Apesar de o assunto ser tratado com reserva, não é mais segredo o que está na boca de petistas e até alguns peemedebistas que trabalharam na gestão passada.

O “custo Iris”, que investiu pesado para cumprir a promessa de asfaltar todas as ruas que faltavam em Goiânia e para fazer obras grandes como o viaduto da T-63, é apontado como o responsável por hoje Paulo Garcia ter recursos reduzidos para tocar a administração.

O prefeito evita o assunto diretamente porque entende que só é prefeito por causa de Iris. Segundo seus aliados, porém, Paulo Garcia estaria sofrendo calado com a ‘herança maldita’ deixada por Iris.

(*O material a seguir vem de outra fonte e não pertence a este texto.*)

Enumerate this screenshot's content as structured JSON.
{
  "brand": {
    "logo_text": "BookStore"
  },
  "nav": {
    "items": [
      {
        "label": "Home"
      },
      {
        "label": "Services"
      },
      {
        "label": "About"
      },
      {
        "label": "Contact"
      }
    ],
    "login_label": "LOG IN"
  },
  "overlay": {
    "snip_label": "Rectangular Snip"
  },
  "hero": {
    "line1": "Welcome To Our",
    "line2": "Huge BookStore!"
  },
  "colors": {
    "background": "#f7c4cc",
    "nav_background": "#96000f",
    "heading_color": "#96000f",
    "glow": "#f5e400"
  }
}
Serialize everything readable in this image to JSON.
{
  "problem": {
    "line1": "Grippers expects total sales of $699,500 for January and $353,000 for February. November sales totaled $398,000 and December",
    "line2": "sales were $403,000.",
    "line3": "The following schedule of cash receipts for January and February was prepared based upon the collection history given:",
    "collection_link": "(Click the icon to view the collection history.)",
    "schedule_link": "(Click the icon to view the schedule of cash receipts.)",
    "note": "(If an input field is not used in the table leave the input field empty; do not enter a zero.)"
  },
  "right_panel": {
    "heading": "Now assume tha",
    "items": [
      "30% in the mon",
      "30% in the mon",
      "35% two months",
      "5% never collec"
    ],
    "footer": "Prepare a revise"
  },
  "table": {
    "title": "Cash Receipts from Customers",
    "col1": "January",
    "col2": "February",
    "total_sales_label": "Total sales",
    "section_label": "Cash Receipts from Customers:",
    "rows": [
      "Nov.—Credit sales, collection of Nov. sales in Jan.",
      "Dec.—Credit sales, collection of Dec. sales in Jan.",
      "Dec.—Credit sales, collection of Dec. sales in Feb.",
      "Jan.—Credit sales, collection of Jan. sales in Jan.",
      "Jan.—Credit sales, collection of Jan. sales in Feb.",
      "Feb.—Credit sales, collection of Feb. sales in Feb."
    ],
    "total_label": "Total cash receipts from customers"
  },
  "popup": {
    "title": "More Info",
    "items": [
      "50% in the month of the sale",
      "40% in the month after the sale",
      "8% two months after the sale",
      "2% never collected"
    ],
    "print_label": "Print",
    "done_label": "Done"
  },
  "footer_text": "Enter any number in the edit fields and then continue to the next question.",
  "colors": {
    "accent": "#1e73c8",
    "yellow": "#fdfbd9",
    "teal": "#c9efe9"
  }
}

E a queixa não é recente. Um peemedebista, incomodado com a situação interna, ressalta que a justificativa dos petistas é dada desde o início da gestão. Antes mesmo de esfriar os ânimos dos excessos prometidos, encontraram no ex-prefeito a causa primária de seus futuros problemas.

Uma solução que tem sido comentada no Paço Municipal é a desincompatibilização de Paulo Garcia no próximo ano.

Ainda que não seja um nome favorito para as eleições de 2014, não seria também o principal alvo de críticas no período eleitoral. No caso, restaria ao vice-prefeito, Agenor Mariano (PMDB), os transtornos da gestão petista, sem benefícios.